The limit doesn't approach infinity,.

Try keeping x constant than then let y approach zero.

Do the same thing for y.

Or change to polar-coordinates.

[URL]http://i236.photobucket.com/albums/ff286/nfforums/NF%20smilies/x31pt9.gif[/URL]

 

[sponsoredwalk]

When you set y = √x what you've written is not correct, the algebra is wrong.

The goal of the limit is to show that all limits approach the same value, to prove that
a function doesn't have the limit L all you must do is find one limit different from the
others in this case.
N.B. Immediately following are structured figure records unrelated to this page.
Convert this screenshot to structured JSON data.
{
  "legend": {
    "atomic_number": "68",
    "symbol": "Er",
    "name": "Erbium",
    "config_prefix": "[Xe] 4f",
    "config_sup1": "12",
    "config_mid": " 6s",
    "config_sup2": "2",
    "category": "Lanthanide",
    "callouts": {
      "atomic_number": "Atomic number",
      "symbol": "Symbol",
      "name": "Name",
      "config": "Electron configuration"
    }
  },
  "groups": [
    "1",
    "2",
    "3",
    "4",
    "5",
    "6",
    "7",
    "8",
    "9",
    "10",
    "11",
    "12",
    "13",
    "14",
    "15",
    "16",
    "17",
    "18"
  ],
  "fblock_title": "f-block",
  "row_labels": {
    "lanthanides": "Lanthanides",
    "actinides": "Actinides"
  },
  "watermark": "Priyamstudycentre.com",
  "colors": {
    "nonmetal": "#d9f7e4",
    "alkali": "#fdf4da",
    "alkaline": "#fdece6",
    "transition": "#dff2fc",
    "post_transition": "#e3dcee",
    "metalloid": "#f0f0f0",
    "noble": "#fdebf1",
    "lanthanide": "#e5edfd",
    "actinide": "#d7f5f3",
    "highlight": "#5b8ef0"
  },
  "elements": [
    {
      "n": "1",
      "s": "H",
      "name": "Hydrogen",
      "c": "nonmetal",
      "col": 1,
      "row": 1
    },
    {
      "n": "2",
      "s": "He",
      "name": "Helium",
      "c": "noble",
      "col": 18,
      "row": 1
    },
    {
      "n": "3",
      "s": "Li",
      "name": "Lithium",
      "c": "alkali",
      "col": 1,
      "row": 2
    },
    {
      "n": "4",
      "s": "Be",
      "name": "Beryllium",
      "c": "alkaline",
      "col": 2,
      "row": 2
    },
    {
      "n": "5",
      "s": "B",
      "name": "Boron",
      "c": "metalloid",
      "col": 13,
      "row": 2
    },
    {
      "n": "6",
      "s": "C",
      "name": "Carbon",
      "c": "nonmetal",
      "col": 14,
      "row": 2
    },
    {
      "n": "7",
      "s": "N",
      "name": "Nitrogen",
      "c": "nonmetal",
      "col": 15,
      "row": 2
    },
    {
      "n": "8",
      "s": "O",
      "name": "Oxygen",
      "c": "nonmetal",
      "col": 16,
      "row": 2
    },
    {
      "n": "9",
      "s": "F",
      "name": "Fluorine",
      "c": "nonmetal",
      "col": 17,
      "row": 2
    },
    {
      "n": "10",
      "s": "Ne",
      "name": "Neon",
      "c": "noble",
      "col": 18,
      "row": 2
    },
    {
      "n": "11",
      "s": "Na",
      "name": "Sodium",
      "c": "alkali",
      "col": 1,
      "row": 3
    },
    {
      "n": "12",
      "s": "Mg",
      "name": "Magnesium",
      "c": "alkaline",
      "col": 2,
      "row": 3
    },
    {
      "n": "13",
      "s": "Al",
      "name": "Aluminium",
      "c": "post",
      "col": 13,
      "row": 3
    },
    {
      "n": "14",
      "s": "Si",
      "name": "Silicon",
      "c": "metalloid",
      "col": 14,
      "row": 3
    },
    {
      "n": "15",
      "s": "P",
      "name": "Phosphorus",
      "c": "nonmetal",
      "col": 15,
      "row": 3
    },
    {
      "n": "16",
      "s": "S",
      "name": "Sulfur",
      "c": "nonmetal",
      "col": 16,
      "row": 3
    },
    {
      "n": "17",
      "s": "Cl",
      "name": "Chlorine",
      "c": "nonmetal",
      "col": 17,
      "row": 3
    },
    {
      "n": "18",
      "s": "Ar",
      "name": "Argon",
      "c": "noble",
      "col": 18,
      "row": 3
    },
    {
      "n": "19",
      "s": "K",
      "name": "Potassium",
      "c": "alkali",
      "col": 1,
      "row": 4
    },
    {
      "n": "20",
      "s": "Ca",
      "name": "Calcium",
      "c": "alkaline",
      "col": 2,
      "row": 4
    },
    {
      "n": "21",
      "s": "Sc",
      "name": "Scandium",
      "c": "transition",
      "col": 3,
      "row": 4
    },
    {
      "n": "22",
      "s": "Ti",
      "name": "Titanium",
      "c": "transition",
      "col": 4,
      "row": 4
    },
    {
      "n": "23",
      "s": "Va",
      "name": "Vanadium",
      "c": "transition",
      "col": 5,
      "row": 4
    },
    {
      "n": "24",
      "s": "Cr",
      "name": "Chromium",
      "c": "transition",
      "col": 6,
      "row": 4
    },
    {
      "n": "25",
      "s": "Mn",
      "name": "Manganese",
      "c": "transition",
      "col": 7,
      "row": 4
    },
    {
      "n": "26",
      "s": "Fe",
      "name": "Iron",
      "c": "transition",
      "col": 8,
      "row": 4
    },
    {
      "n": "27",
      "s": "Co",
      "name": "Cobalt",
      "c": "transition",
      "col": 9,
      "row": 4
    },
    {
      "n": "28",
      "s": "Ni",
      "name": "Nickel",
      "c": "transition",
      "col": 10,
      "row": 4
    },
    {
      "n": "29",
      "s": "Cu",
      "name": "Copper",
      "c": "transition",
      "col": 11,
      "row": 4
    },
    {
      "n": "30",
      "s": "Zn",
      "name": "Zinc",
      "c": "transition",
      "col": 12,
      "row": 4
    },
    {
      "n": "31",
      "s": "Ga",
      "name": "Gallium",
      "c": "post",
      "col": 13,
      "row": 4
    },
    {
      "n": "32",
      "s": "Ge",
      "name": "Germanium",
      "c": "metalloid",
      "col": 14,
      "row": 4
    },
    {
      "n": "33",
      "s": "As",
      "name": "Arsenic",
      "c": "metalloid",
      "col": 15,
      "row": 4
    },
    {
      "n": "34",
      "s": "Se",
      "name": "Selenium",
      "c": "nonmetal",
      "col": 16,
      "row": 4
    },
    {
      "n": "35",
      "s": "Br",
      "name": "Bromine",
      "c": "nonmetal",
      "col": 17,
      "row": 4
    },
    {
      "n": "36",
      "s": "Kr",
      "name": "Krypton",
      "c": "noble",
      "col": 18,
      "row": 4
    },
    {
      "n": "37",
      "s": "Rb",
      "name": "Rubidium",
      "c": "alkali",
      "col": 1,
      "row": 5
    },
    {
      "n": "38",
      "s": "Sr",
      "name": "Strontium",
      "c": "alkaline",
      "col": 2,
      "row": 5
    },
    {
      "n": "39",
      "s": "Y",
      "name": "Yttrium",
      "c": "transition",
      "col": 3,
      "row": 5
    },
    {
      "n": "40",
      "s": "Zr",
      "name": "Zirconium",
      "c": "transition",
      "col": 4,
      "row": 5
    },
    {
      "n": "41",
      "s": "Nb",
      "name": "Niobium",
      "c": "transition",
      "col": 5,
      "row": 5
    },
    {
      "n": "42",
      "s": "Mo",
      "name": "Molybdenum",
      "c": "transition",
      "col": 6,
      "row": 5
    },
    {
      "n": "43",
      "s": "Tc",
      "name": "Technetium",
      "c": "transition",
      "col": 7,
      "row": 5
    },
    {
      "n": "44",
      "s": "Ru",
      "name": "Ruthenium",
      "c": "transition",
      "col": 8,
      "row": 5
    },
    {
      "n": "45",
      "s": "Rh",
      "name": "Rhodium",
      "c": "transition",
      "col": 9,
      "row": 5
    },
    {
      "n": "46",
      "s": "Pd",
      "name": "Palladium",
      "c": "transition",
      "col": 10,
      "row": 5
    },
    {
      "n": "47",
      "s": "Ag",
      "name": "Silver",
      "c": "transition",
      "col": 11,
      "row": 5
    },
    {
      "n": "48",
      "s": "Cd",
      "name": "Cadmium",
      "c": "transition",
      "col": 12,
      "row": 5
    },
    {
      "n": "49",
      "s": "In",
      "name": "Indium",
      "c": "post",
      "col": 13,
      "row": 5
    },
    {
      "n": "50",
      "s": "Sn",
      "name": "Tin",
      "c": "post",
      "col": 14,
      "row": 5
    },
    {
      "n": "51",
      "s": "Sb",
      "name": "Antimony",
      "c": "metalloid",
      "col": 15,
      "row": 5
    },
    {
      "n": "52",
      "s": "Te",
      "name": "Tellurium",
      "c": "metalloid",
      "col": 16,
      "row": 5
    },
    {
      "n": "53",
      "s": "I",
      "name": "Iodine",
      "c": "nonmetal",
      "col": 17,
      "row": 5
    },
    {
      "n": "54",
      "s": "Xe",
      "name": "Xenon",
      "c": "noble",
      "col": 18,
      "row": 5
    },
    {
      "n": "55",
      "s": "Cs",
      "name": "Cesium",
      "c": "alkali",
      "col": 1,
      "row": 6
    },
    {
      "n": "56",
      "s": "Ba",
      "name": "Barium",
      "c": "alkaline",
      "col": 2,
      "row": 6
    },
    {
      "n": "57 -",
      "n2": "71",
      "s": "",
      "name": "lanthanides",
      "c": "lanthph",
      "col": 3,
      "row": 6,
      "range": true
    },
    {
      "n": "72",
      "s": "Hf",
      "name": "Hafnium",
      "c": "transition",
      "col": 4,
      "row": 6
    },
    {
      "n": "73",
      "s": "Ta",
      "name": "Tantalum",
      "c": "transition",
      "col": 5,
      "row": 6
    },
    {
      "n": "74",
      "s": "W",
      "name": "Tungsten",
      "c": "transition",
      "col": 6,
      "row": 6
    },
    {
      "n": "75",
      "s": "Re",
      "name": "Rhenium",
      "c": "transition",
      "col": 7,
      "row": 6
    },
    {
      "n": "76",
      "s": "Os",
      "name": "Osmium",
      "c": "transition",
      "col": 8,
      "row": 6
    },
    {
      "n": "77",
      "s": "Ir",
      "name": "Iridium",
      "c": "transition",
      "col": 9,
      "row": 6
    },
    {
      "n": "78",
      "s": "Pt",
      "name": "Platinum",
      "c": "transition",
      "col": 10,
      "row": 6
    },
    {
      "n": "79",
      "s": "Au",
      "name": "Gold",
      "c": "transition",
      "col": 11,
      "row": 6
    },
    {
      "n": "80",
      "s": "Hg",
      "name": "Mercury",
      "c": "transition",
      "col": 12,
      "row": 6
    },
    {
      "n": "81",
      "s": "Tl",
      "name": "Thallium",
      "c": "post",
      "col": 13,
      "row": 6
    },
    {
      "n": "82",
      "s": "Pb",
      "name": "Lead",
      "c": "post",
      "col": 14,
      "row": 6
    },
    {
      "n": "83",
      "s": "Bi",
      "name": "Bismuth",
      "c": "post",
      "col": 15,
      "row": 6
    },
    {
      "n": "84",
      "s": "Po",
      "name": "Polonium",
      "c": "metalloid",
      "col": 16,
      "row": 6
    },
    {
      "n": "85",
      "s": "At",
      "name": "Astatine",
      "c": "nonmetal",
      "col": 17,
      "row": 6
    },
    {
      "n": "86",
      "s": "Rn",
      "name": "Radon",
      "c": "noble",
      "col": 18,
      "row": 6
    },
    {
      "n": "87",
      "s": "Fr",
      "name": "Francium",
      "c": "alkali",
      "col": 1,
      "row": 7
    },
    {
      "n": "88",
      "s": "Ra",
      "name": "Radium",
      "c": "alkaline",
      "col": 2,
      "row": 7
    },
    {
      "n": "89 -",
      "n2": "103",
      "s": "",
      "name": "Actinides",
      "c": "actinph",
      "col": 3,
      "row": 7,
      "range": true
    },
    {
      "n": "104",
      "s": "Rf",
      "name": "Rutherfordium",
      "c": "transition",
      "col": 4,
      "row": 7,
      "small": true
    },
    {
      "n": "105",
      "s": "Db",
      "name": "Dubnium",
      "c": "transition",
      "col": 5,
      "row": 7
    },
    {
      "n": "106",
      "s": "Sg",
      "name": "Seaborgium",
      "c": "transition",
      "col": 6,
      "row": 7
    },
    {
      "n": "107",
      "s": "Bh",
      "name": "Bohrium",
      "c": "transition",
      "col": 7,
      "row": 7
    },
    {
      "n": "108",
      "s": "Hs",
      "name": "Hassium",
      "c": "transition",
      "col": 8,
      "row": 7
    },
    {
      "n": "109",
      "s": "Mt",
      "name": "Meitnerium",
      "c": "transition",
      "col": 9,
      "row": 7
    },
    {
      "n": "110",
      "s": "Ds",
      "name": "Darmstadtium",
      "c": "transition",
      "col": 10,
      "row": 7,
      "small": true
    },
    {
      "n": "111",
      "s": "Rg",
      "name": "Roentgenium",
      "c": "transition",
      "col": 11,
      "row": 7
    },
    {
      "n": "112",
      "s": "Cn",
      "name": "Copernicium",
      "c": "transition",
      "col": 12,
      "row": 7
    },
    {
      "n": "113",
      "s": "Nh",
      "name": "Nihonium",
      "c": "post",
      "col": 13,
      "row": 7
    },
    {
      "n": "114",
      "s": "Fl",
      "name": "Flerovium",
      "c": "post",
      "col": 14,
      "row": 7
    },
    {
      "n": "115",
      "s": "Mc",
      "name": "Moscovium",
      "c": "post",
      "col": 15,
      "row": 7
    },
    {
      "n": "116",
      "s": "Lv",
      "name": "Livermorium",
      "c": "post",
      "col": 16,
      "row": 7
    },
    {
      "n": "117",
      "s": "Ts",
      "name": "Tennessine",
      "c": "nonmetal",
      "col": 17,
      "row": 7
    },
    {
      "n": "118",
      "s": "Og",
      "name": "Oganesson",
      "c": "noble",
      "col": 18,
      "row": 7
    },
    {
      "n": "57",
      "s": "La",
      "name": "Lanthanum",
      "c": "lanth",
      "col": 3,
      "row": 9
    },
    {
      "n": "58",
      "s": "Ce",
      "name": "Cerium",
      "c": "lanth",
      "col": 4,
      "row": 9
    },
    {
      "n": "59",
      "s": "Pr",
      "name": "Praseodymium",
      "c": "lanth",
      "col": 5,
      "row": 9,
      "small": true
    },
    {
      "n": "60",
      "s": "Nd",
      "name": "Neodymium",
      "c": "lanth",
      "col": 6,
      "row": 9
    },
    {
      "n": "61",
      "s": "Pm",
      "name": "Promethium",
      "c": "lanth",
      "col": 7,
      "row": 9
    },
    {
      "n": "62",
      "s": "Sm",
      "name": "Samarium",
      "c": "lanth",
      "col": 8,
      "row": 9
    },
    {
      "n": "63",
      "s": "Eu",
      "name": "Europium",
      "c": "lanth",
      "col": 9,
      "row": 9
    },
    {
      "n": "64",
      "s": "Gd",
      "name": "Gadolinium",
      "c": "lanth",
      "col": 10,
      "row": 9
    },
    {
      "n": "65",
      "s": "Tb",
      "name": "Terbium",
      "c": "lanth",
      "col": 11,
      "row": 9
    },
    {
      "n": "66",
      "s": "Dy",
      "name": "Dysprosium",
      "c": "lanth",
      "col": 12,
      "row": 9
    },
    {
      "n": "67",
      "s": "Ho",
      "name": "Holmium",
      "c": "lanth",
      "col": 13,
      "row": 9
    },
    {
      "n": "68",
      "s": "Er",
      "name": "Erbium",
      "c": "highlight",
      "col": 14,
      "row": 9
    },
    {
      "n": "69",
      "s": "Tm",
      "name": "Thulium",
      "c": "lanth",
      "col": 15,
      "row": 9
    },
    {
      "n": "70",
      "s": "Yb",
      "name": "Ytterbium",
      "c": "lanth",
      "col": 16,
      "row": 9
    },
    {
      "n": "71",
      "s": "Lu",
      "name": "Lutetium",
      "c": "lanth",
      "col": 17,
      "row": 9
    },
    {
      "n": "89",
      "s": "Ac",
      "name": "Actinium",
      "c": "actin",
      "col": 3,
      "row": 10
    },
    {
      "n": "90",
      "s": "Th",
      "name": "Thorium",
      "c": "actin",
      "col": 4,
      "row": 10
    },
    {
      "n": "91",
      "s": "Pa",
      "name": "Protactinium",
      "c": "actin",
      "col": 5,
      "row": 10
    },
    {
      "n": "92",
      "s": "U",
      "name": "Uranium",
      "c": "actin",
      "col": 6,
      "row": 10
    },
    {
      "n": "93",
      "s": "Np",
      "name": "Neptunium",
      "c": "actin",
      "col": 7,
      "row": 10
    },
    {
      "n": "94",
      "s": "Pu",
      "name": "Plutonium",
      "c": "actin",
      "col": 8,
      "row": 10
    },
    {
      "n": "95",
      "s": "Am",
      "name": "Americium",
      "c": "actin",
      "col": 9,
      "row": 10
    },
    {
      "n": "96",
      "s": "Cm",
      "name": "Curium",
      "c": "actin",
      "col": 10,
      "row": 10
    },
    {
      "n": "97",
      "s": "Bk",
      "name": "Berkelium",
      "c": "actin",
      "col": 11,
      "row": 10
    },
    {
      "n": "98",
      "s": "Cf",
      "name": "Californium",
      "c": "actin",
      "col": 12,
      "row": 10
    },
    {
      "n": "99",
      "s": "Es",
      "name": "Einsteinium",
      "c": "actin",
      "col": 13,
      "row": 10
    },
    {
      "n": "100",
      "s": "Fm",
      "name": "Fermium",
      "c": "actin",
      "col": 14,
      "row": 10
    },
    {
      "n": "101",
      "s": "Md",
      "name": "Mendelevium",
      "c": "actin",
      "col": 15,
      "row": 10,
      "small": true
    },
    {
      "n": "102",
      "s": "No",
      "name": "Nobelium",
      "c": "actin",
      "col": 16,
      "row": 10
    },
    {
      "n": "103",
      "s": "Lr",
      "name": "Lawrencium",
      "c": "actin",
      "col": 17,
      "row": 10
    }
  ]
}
There are more situations than just the one you've spoken about
as well

 

[╔(σ_σ)╝]

As sponsoredwalk said the limits are different if you

Try keeping x constant than then let y approach zero.

Do the same thing for y.

And if you then set y= \sqrt{x} and take the limit.

Different limits should be the condition you need.

 

[demonelite123]

ok so when i set y = mx i get m / ((1+m^2)sqrt(x)) and that approaches infinite as x approaches 0.

when i set y = mx^2 i get (m)sqrt(|x|) / (1 + m^2 x^2) and that approaches 0 as x approaches 0.

would this prove that the limit does not exist? thank you all for your previous replies.

 

[SammyS]

ok so when i set y = mx i get m / ((1+m^2)sqrt(x)) and that approaches infinite as x approaches 0.

when i set y = mx^2 i get (m)sqrt(|x|) / (1 + m^2 x^2) and that approaches 0 as x approaches 0.

would this prove that the limit does not exist? thank you all for your previous replies.

Yes, that should do it.

If you want one more path to take, try setting x = y². Unless I screwed up my algebra, that limit is also interesting, and confirms your conclusion.

Your limit along that path (from above) becomes: lim _y→0⁺ (y²/(y⁴+y²)).

From below, it is: lim _y→0^- (-y²/(y⁴+y²)).